Google Translate breaks down language barriers to help people connect and better understand the world around them. We’re always applying the latest technologies so more people can access this tool: in 2022, we added 24 new languages using Zero-Shot Machine Translation, where a machine learning model learns to translate into another language without ever seeing an example. And we announced the 1,0000 Languages initiative, a commitment to build AI models that will support the 1,000 most spoken languages around the world.

Here are some of the newly supported language in Google Translate:

Afar is a tonal language spoken in Djibouti, Eritrea and Ethiopia. Of all the languages in this launch, Afar had the most volunteer community contributions.

Cantonese has long been one of the most requested languages for Google Translate. Because Cantonese often overlaps with Mandarin in writing, it’s tricky to find data and train models.

Manx is the Celtic language of the Isle of Man. It almost went extinct with the death of its last native speaker in 1974. But thanks to an island-wide revival movement, there are now thousands of speakers.

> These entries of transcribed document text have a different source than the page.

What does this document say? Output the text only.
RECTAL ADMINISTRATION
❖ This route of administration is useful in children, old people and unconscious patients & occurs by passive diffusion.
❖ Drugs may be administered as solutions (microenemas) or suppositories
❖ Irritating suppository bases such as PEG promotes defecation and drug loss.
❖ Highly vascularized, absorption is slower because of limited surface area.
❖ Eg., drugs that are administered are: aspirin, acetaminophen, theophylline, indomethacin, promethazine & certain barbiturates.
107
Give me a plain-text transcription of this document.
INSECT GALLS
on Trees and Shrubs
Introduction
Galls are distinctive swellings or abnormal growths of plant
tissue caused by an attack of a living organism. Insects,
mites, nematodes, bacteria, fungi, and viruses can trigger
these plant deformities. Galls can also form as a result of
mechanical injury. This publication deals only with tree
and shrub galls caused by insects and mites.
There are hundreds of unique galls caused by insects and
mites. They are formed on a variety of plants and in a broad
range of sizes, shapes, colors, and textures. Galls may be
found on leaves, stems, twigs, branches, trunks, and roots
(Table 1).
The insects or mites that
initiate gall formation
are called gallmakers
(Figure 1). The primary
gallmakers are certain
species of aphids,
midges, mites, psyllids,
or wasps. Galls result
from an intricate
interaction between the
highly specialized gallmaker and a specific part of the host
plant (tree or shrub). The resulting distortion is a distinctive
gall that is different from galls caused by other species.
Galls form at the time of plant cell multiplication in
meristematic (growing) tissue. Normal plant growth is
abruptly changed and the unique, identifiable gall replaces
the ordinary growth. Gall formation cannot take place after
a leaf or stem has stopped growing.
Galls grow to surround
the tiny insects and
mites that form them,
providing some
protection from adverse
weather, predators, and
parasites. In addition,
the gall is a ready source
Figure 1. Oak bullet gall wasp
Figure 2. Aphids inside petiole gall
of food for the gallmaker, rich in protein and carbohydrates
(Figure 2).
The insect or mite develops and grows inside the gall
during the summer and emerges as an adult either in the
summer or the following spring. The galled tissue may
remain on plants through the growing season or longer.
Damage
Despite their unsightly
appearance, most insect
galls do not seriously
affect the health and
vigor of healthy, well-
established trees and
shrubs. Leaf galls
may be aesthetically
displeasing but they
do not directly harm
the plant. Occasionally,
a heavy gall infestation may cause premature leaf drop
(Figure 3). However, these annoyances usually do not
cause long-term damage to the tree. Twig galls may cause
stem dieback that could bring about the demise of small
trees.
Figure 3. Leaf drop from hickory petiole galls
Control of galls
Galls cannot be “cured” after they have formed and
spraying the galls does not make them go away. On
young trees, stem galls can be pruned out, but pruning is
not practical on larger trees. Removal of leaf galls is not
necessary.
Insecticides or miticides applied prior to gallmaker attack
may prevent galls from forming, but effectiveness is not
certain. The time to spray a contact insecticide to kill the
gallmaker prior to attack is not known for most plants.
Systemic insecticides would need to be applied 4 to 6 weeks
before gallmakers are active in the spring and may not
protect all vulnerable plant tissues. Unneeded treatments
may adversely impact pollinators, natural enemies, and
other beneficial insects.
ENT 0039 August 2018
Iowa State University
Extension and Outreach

NKo is a standardized form of the West African languages that unifies many dialects into a common language. It’s unique alphabet was invented in 1949, and it has an active research community that develops resources and technology for it today.

Punjabi (Shahmukhi) is the variety of Punjabi written in Perso-Arabic script (Shahmukhi), and is the most spoken language in Pakistan.

Tamzight (Amazigh) is a Berber language spoken across North Africa. Although there are many dialects, the written form is generally mutually understandable. It’s written in Latin script and Tifingah script, both of which Google Translate supports.

Tok Pisin is an English-based creole and the lingua franca of Papua New Guinea. If you speak English, try translating to Tok Pisin — and you might be able to make out the meaning!

ArsTechnica reported that, in a blog post, Google Senior Software Engineer Isaac Caswell claimed that the newly added languages are spoken by more than 614 million people, or about 8 percent of the global population.

In my opinion, Google has created an easy way for people to learn a second language. This reminds me of the Rosetta Stone, an archeological find that had three of the most prominent languages at the time copied onto it.